Archive for August, 2010
Hip Extension, Broken Bone Prevention
It seems like everyone has an older relative that’s broken a hip. Many times seniors who suffer broken hips never return from the hospital because the injuries are so difficult to recover from. Seniors do, however, have some control over how quickly they recover from a hip injury, or whether they succumb to a hip injury in the first place. Daily exercise is one way to practice injury prevention.
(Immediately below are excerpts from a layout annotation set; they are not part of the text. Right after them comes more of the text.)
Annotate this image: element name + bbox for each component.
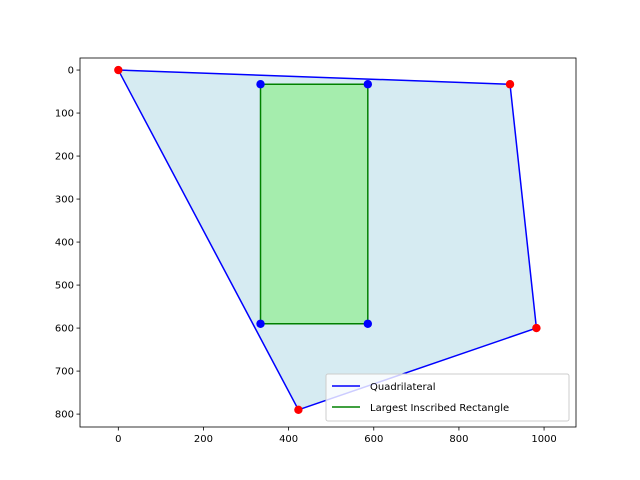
series-1-fill — [260, 84, 368, 324]
y-tick-label: 300 — [55, 195, 74, 206]
y-tick-label: 400 — [55, 238, 74, 249]
x-tick-label: 200 — [194, 434, 213, 445]
axes-frame — [79, 57, 577, 428]
y-tick-label: 500 — [55, 281, 74, 292]
series-1-point-0 — [256, 80, 265, 89]
x-tick-label: 600 — [364, 434, 383, 445]
series-0-point-1 — [505, 80, 515, 89]
series-1-point-2 — [363, 319, 373, 328]
legend-label-quadrilateral: Quadrilateral — [370, 382, 436, 393]
y-tick-label: 700 — [55, 367, 74, 378]
x-tick-label: 400 — [279, 434, 298, 445]
series-1-point-3 — [256, 319, 265, 328]
axes: 0 200 400 600 800 1000 0 100 200 300 400 500 600 700 8… — [55, 57, 577, 445]
legend: Quadrilateral Largest Inscribed Rectangl… — [325, 373, 570, 422]
legend-frame — [325, 373, 570, 422]
y-tick-label: 800 — [55, 410, 74, 421]
x-tick-label: 1000 — [531, 434, 556, 445]
x-tick-label: 0 — [115, 434, 121, 445]
y-tick-label: 100 — [55, 109, 74, 120]
series-0-point-2 — [532, 323, 541, 333]
y-tick-label: 200 — [55, 152, 74, 163]
x-tick-label: 800 — [449, 434, 468, 445]
plot-area — [114, 65, 541, 414]
series-1-point-1 — [363, 80, 373, 89]
y-tick-label: 0 — [68, 66, 74, 77]
legend-label-rectangle: Largest Inscribed Rectangle — [370, 403, 509, 414]
y-tick-label: 600 — [55, 324, 74, 335]
series-0-point-0 — [114, 65, 123, 75]
series-0-point-3 — [294, 405, 303, 414]
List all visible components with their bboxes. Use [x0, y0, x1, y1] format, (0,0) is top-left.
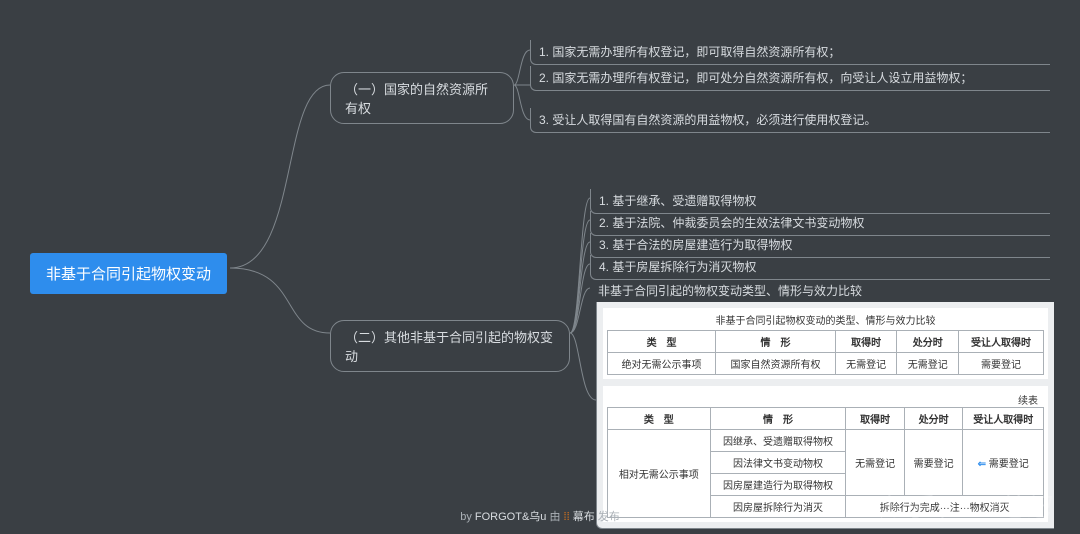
leaf-2d: 4. 基于房屋拆除行为消灭物权	[590, 255, 1050, 280]
mubu-logo-icon: ⁞⁞	[564, 511, 570, 523]
footer-mubu: 幕布	[573, 511, 595, 523]
table-1-title: 非基于合同引起物权变动的类型、情形与效力比较	[607, 312, 1044, 330]
leaf-1c: 3. 受让人取得国有自然资源的用益物权，必须进行使用权登记。	[530, 108, 1050, 133]
footer-fabu: 发布	[598, 511, 620, 523]
table-1: 类 型情 形取得时处分时受让人取得时 绝对无需公示事项国家自然资源所有权无需登记…	[607, 330, 1044, 375]
leaf-1b: 2. 国家无需办理所有权登记，即可处分自然资源所有权，向受让人设立用益物权；	[530, 66, 1050, 91]
footer: by FORGOT&乌u 由 ⁞⁞ 幕布 发布	[0, 508, 1080, 524]
footer-author: FORGOT&乌u	[475, 511, 547, 523]
table-2: 类 型情 形取得时处分时受让人取得时 相对无需公示事项因继承、受遗赠取得物权无需…	[607, 407, 1044, 518]
node-2[interactable]: （二）其他非基于合同引起的物权变动	[330, 320, 570, 372]
leaf-1a: 1. 国家无需办理所有权登记，即可取得自然资源所有权；	[530, 40, 1050, 65]
node-1[interactable]: （一）国家的自然资源所有权	[330, 72, 514, 124]
root-node[interactable]: 非基于合同引起物权变动	[30, 253, 227, 294]
footer-you: 由	[549, 511, 560, 523]
table-2-continued: 续表	[607, 390, 1044, 407]
table-2-container: 续表 类 型情 形取得时处分时受让人取得时 相对无需公示事项因继承、受遗赠取得物…	[596, 380, 1054, 529]
table-1-container: 非基于合同引起物权变动的类型、情形与效力比较 类 型情 形取得时处分时受让人取得…	[596, 302, 1054, 386]
footer-by: by	[460, 511, 472, 523]
leaf-2e: 非基于合同引起的物权变动类型、情形与效力比较	[590, 279, 1050, 303]
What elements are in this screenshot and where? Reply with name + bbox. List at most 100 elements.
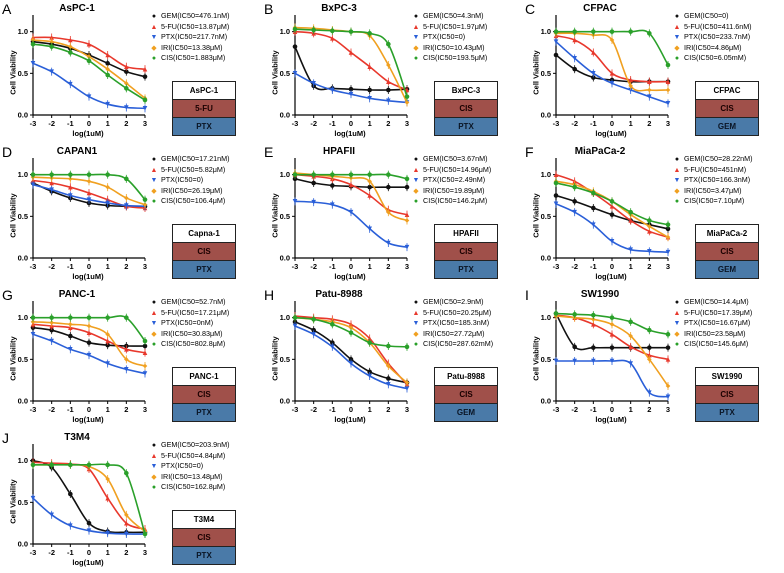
data-point (609, 358, 615, 364)
y-tick-label: 0.5 (541, 69, 551, 78)
x-tick-label: -2 (571, 262, 578, 271)
data-point (367, 87, 372, 93)
legend-label: PTX(IC50=217.7nM) (161, 32, 228, 42)
data-point (105, 172, 110, 177)
data-point (142, 343, 148, 349)
data-point (30, 315, 36, 320)
legend-entry: ◆ IRI(IC50=30.83μM) (150, 329, 258, 340)
x-tick-label: -1 (67, 548, 74, 557)
x-tick-label: -2 (310, 405, 317, 414)
data-point (404, 212, 410, 217)
data-point (68, 315, 73, 320)
data-point (30, 332, 36, 337)
legend-marker: ● (674, 299, 680, 306)
x-axis-label: log(1uM) (334, 129, 366, 138)
x-tick-label: -1 (67, 405, 74, 414)
legend-marker: ● (674, 13, 680, 20)
data-point (49, 44, 54, 49)
data-point (665, 62, 671, 68)
data-point (665, 79, 671, 84)
legend-label: GEM(IC50=4.3nM) (423, 11, 484, 20)
x-tick-label: 0 (349, 119, 353, 128)
legend-entry: ◆ IRI(IC50=4.86μM) (673, 43, 781, 54)
data-point (86, 330, 92, 335)
x-tick-label: -1 (590, 262, 597, 271)
panel-letter: A (2, 1, 12, 17)
x-tick-label: 2 (386, 262, 390, 271)
legend-entry: ● GEM(IC50=476.1nM) (150, 11, 258, 22)
data-point (330, 36, 335, 41)
legend-entry: ● CIS(IC50=193.5μM) (412, 53, 520, 64)
legend-entry: ◆ IRI(IC50=10.43μM) (412, 43, 520, 54)
cell-line-name: MiaPaCa-2 (696, 225, 758, 242)
x-tick-label: 3 (666, 119, 670, 128)
data-point (647, 87, 652, 93)
data-point (386, 240, 391, 246)
data-point (124, 347, 129, 352)
panel-letter: I (525, 287, 529, 303)
legend-label: CIS(IC50=162.8μM) (161, 482, 226, 492)
legend-marker: ◆ (151, 187, 157, 195)
data-point (665, 332, 671, 337)
data-point (30, 495, 36, 501)
legend-marker: ▼ (673, 177, 681, 185)
data-point (30, 462, 36, 468)
y-tick-label: 1.0 (541, 313, 551, 322)
data-point (572, 358, 577, 364)
data-point (330, 344, 335, 350)
data-point (572, 199, 577, 204)
data-point (124, 470, 129, 476)
data-point (68, 491, 73, 497)
data-point (404, 100, 410, 105)
data-point (30, 61, 36, 66)
data-point (124, 520, 129, 526)
data-point (86, 315, 92, 320)
legend-label: IRI(IC50=27.72μM) (423, 328, 485, 338)
panel-letter: G (2, 287, 13, 303)
legend-marker: ▲ (412, 309, 420, 317)
legend-marker: ● (151, 55, 157, 63)
x-tick-label: -2 (310, 262, 317, 271)
data-point (572, 312, 577, 317)
data-point (49, 512, 54, 518)
plot-svg: -3 -2 -1 0 1 2 3 0.0 0.5 1.0 (541, 158, 671, 271)
legend-label: 5-FU(IC50=14.96μM) (423, 164, 492, 174)
data-point (124, 69, 129, 74)
x-tick-label: -2 (571, 119, 578, 128)
legend-marker: ● (413, 198, 419, 206)
legend: ● GEM(IC50=14.4μM) ▲ 5-FU(IC50=17.39μM) ▼ PTX… (673, 297, 781, 350)
data-point (124, 512, 129, 518)
legend: ● GEM(IC50=0) ▲ 5-FU(IC50=411.6nM) ▼ PTX(IC50… (673, 11, 781, 64)
data-point (105, 200, 110, 206)
data-point (591, 312, 596, 318)
legend-marker: ▲ (673, 309, 681, 317)
data-point (572, 344, 577, 350)
cell-line-box: Patu-8988 CIS GEM (434, 367, 498, 422)
x-tick-label: -1 (67, 119, 74, 128)
data-point (142, 66, 148, 72)
x-tick-label: 0 (87, 405, 91, 414)
data-point (609, 81, 615, 86)
legend-entry: ● CIS(IC50=106.4μM) (150, 196, 258, 207)
legend-entry: ▲ 5-FU(IC50=451nM) (673, 165, 781, 176)
plot-svg: -3 -2 -1 0 1 2 3 0.0 0.5 1.0 (18, 158, 148, 271)
data-point (628, 87, 633, 93)
data-point (386, 343, 391, 349)
data-point (367, 184, 372, 190)
data-point (292, 323, 298, 329)
x-tick-label: -2 (48, 548, 55, 557)
data-point (386, 376, 391, 381)
data-point (348, 50, 354, 55)
legend-marker: ● (413, 341, 419, 349)
data-point (105, 342, 110, 348)
legend-marker: ▲ (673, 23, 681, 31)
x-tick-label: -1 (329, 262, 336, 271)
data-point (609, 332, 615, 337)
drug2-label: GEM (696, 117, 758, 135)
x-tick-label: -3 (30, 262, 37, 271)
cell-line-box: HPAFII CIS PTX (434, 224, 498, 279)
legend-entry: ▲ 5-FU(IC50=1.97μM) (412, 22, 520, 33)
legend-marker: ◆ (413, 330, 419, 338)
data-point (386, 382, 391, 387)
data-point (609, 199, 615, 204)
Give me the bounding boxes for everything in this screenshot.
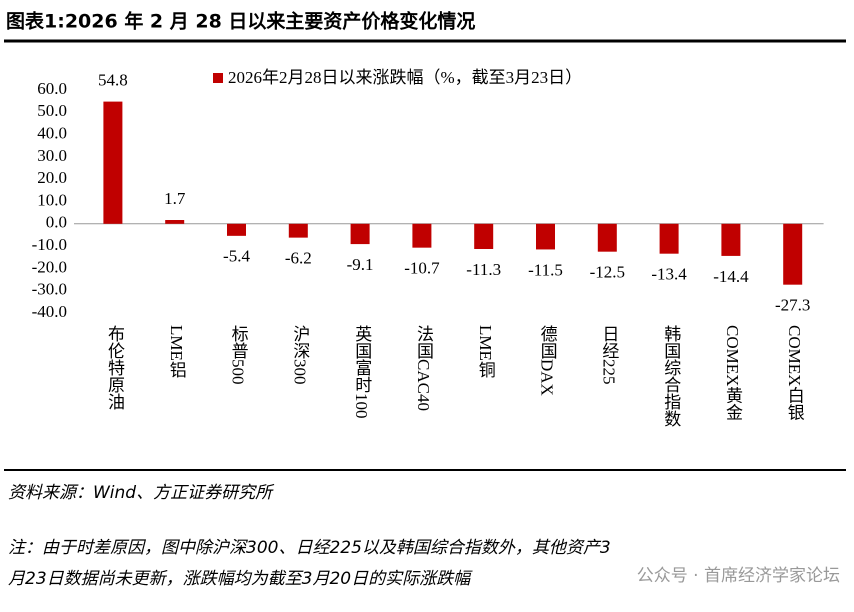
value-label: -9.1 <box>347 255 374 274</box>
x-tick-label: 标普500 <box>229 325 249 385</box>
bar <box>227 223 246 236</box>
y-tick-label: -10.0 <box>32 235 67 254</box>
x-tick-label: 日经225 <box>599 325 619 385</box>
y-tick-label: 10.0 <box>37 190 67 209</box>
bar <box>103 101 123 224</box>
bar <box>350 223 370 245</box>
bar <box>597 223 617 252</box>
bar <box>288 223 308 238</box>
bar <box>721 223 741 256</box>
x-tick-label: 布伦特原油 <box>105 325 125 410</box>
x-tick-label: LME铜 <box>476 325 496 379</box>
y-tick-label: 60.0 <box>37 79 67 98</box>
bar <box>165 220 185 224</box>
y-tick-label: 30.0 <box>37 146 67 165</box>
y-tick-label: 40.0 <box>37 124 67 143</box>
x-tick-label: 韩国综合指数 <box>661 325 681 427</box>
bar <box>474 223 494 249</box>
x-tick-label: LME铝 <box>167 325 187 378</box>
value-label: -6.2 <box>285 249 312 268</box>
value-label: -14.4 <box>713 267 749 286</box>
x-tick-label: 德国DAX <box>538 325 558 396</box>
value-label: -27.3 <box>775 296 810 315</box>
bar <box>659 223 679 254</box>
value-label: -10.7 <box>404 259 440 278</box>
value-label: 54.8 <box>98 71 128 90</box>
bar <box>783 223 803 285</box>
y-tick-label: -30.0 <box>32 280 67 299</box>
value-label: -13.4 <box>651 265 687 284</box>
x-tick-label: COMEX白银 <box>785 325 805 420</box>
watermark: 公众号 · 首席经济学家论坛 <box>637 566 840 586</box>
value-label: 1.7 <box>164 189 186 208</box>
value-label: -11.3 <box>466 260 501 279</box>
source: 资料来源：Wind、方正证券研究所 <box>8 483 275 503</box>
bar <box>412 223 432 248</box>
note-line: 月23日数据尚未更新，涨跌幅均为截至3月20日的实际涨跌幅 <box>8 569 473 589</box>
bar <box>536 223 555 250</box>
y-tick-label: -20.0 <box>32 257 67 276</box>
x-tick-label: 英国富时100 <box>352 325 372 419</box>
x-tick-label: COMEX黄金 <box>723 325 743 420</box>
y-tick-label: -40.0 <box>32 302 67 321</box>
y-tick-label: 0.0 <box>46 213 67 232</box>
value-label: -11.5 <box>528 260 563 279</box>
legend-label: 2026年2月28日以来涨跌幅（%，截至3月23日） <box>228 68 582 87</box>
legend-swatch <box>213 73 223 83</box>
x-tick-label: 法国CAC40 <box>414 325 434 411</box>
x-tick-label: 沪深300 <box>290 325 310 385</box>
chart-title: 图表1:2026 年 2 月 28 日以来主要资产价格变化情况 <box>6 10 475 33</box>
value-label: -12.5 <box>590 263 625 282</box>
value-label: -5.4 <box>223 247 250 266</box>
y-tick-label: 50.0 <box>37 101 67 120</box>
y-tick-label: 20.0 <box>37 168 67 187</box>
note-line: 注：由于时差原因，图中除沪深300、日经225以及韩国综合指数外，其他资产3 <box>8 538 611 558</box>
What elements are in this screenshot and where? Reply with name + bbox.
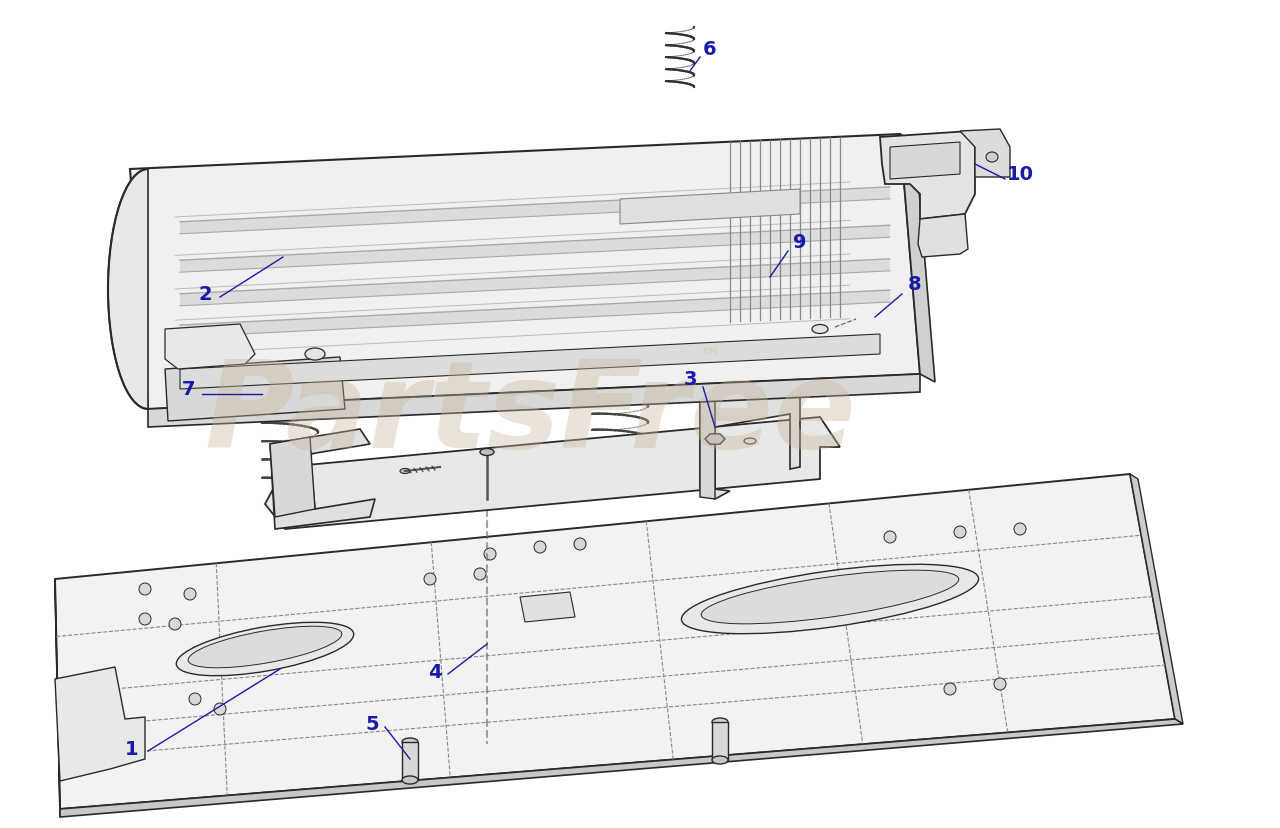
Polygon shape: [180, 226, 890, 273]
Polygon shape: [620, 190, 800, 224]
Polygon shape: [700, 388, 716, 499]
Circle shape: [484, 548, 497, 561]
Polygon shape: [55, 580, 60, 817]
Polygon shape: [180, 259, 890, 306]
Ellipse shape: [402, 738, 419, 746]
Polygon shape: [55, 667, 145, 781]
Circle shape: [184, 588, 196, 600]
Ellipse shape: [188, 627, 342, 668]
Polygon shape: [890, 142, 960, 180]
Text: 9: 9: [794, 233, 806, 252]
Circle shape: [424, 573, 436, 585]
Polygon shape: [705, 434, 724, 445]
Text: 5: 5: [365, 714, 379, 733]
Ellipse shape: [986, 153, 998, 163]
Ellipse shape: [454, 356, 466, 363]
Polygon shape: [180, 188, 890, 234]
Polygon shape: [148, 374, 920, 427]
Circle shape: [474, 568, 486, 580]
Text: 1: 1: [125, 739, 138, 758]
Text: 6: 6: [703, 40, 717, 59]
Circle shape: [140, 614, 151, 625]
Circle shape: [884, 532, 896, 543]
Circle shape: [214, 703, 227, 715]
Polygon shape: [879, 132, 975, 219]
Ellipse shape: [744, 439, 756, 445]
Ellipse shape: [681, 565, 979, 634]
Ellipse shape: [305, 349, 325, 360]
Ellipse shape: [480, 449, 494, 456]
Polygon shape: [960, 130, 1010, 178]
Text: 4: 4: [429, 662, 442, 681]
Circle shape: [169, 619, 180, 630]
Circle shape: [1014, 523, 1027, 536]
Polygon shape: [900, 135, 934, 383]
Polygon shape: [265, 417, 840, 529]
Ellipse shape: [847, 315, 863, 324]
Bar: [712, 722, 728, 760]
Ellipse shape: [812, 325, 828, 334]
Ellipse shape: [712, 756, 728, 764]
Text: 2: 2: [198, 285, 211, 304]
Polygon shape: [180, 335, 879, 389]
Text: PartsFree: PartsFree: [204, 356, 856, 473]
Ellipse shape: [279, 238, 301, 251]
Polygon shape: [180, 291, 890, 338]
Ellipse shape: [399, 469, 410, 474]
Circle shape: [954, 527, 966, 538]
Polygon shape: [918, 214, 968, 258]
Polygon shape: [165, 325, 255, 369]
Polygon shape: [131, 135, 920, 410]
Circle shape: [140, 583, 151, 595]
Circle shape: [995, 678, 1006, 691]
Circle shape: [189, 693, 201, 705]
Polygon shape: [108, 170, 148, 410]
Ellipse shape: [397, 342, 410, 348]
Text: 7: 7: [182, 379, 195, 398]
Polygon shape: [165, 358, 346, 421]
Polygon shape: [520, 592, 575, 623]
Ellipse shape: [282, 263, 300, 272]
Circle shape: [943, 683, 956, 696]
Bar: [402, 742, 419, 780]
Ellipse shape: [712, 718, 728, 726]
Polygon shape: [700, 378, 800, 499]
Polygon shape: [270, 430, 375, 529]
Circle shape: [534, 542, 547, 553]
Text: ™: ™: [699, 348, 721, 368]
Polygon shape: [1130, 474, 1183, 724]
Ellipse shape: [177, 623, 353, 676]
Text: 3: 3: [684, 369, 696, 388]
Ellipse shape: [402, 776, 419, 784]
Polygon shape: [55, 474, 1175, 809]
Text: 10: 10: [1006, 165, 1033, 184]
Text: 8: 8: [909, 275, 922, 294]
Ellipse shape: [701, 570, 959, 624]
Polygon shape: [60, 720, 1183, 817]
Polygon shape: [270, 437, 315, 518]
Circle shape: [573, 538, 586, 551]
The hip extension is one of several senior workout exercises can do at home to strengthen the buttocks and lower-back muscles. Those with senior health issues or past injuries should consult their physicians before beginning the exercise.
Hip Extension
1. Standing 12 to 18 inches from a table or chair with the feet slightly apart.
2. Bend forward at hips at a 45-degree angle; hold onto a table or chair for balance.
3. Slowly lift one leg straight backwards without bending your knee, pointing your toes, or bending your upper body any farther forward.
4. Hold the position for 1 second.
5. Slowly lower leg. Pause.
Choosing the Right Senior Fitness Equipment
Having the right tools is essential for any successful workout program. For seniors, it doesn’t take much resistance to create a quality workout. Exercise for the elderly is often as simple as taking a walk around the park or doing some light yard work. Some individuals may require more vigorous activities, and finding inexpensive and versatile senior exercise equipment is relatively simple.
Look for apparatuses that can be used for a variety of exercises, such as dumbbells and stability balls. A simple set of light dumbbells is all that you need to workout your entire body. For seniors, a little light exercise everyday goes a long way.